I'm looking to use lime's explainer
within a udf on pyspark. I've previously trained the tabular explainer, and stored is as a dill model as suggested in link
loaded_explainer = dill.load(open('location_to_explainer','rb'))
def lime_explainer(*cols):
selected_cols = np.array([value for value in cols])
exp = loaded_explainer.explain_instance(selected_cols, loaded_model.predict_proba, num_features = 10)
mapping = exp.as_map()[1]
return str(mapping)
This however takes a lot of time, as it appears a lot of the computation happens on the driver. I've then been trying to use spark broadcast to broadcast the explainer to the executors.

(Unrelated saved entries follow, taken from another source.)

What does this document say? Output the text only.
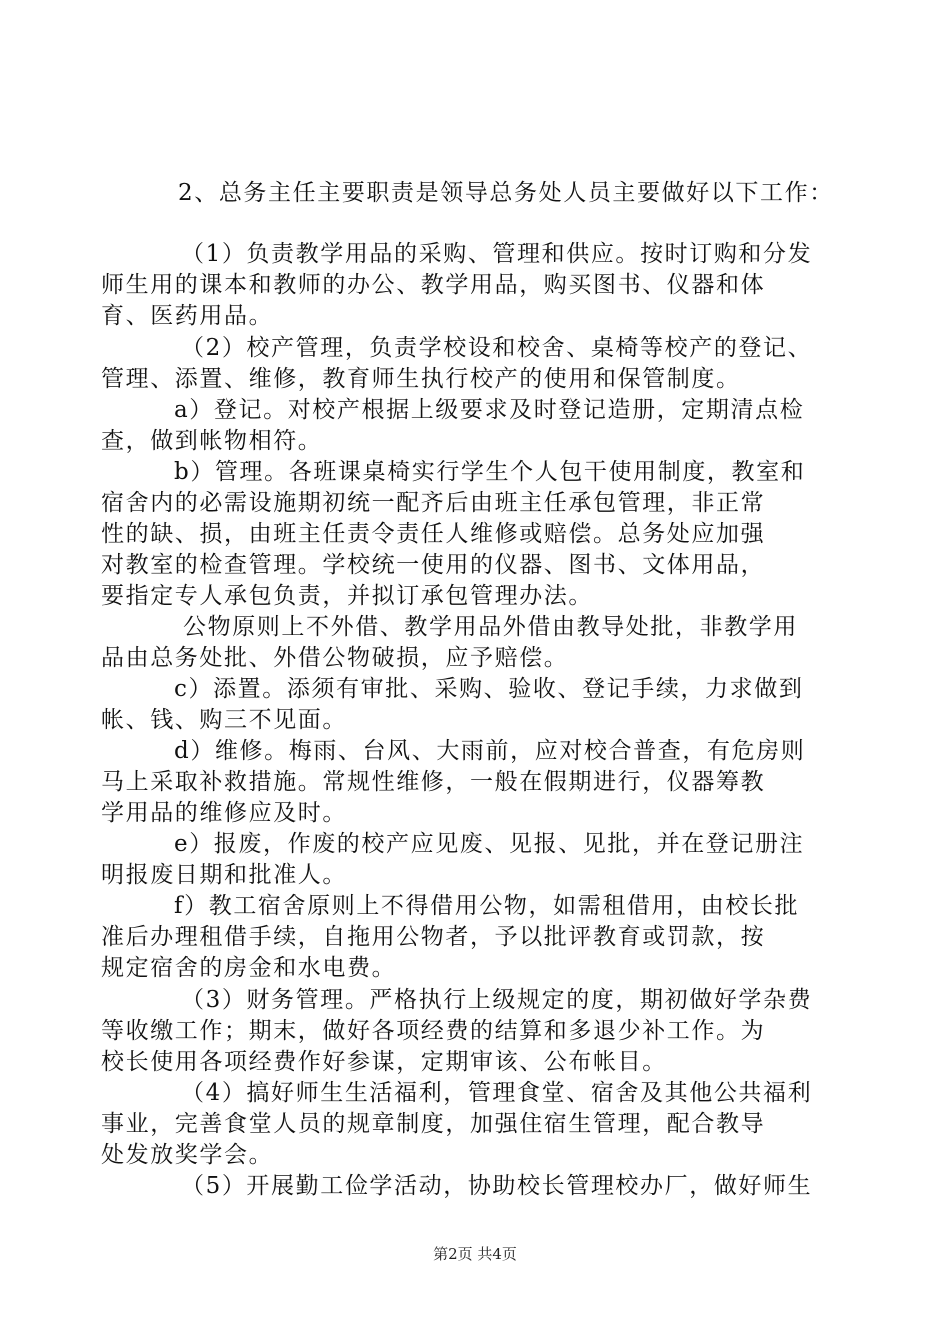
2、总务主任主要职责是领导总务处人员主要做好以下工作：
（1）负责教学用品的采购、管理和供应。按时订购和分发
师生用的课本和教师的办公、教学用品，购买图书、仪器和体
育、医药用品。
（2）校产管理，负责学校设和校舍、桌椅等校产的登记、
管理、添置、维修，教育师生执行校产的使用和保管制度。
a）登记。对校产根据上级要求及时登记造册，定期清点检
查，做到帐物相符。
b）管理。各班课桌椅实行学生个人包干使用制度，教室和
宿舍内的必需设施期初统一配齐后由班主任承包管理，非正常
性的缺、损，由班主任责令责任人维修或赔偿。总务处应加强
对教室的检查管理。学校统一使用的仪器、图书、文体用品，
要指定专人承包负责，并拟订承包管理办法。
公物原则上不外借、教学用品外借由教导处批，非教学用
品由总务处批、外借公物破损，应予赔偿。
c）添置。添须有审批、采购、验收、登记手续，力求做到
帐、钱、购三不见面。
d）维修。梅雨、台风、大雨前，应对校合普查，有危房则
马上采取补救措施。常规性维修，一般在假期进行，仪器筹教
学用品的维修应及时。
e）报废，作废的校产应见废、见报、见批，并在登记册注
明报废日期和批准人。
f）教工宿舍原则上不得借用公物，如需租借用，由校长批
准后办理租借手续，自拖用公物者，予以批评教育或罚款，按
规定宿舍的房金和水电费。
（3）财务管理。严格执行上级规定的度，期初做好学杂费
等收缴工作；期末，做好各项经费的结算和多退少补工作。为
校长使用各项经费作好参谋，定期审该、公布帐目。
（4）搞好师生生活福利，管理食堂、宿舍及其他公共福利
事业，完善食堂人员的规章制度，加强住宿生管理，配合教导
处发放奖学会。
（5）开展勤工俭学活动，协助校长管理校办厂，做好师生
第2页 共4页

broadcasted_explainer= sc.broadcast(loaded_explainer)
def lime_explainer(*col):
selected_cols = np.array([value for value in cols])
exp = broadcasted_explainer.value.explain_instance(selected_cols, loaded_model.predict_proba, num_features = 10)
mapping = exp.as_map()[1]
return str(mapping)
However, I run into a pickling error, on broadcast.
PicklingError: Can't pickle at 0x7f69fd5680d0>: attribute lookup on lime.discretize failed
Can anybody help with this? Is there something like dill
that we can use instead of the cloudpickler used in spark?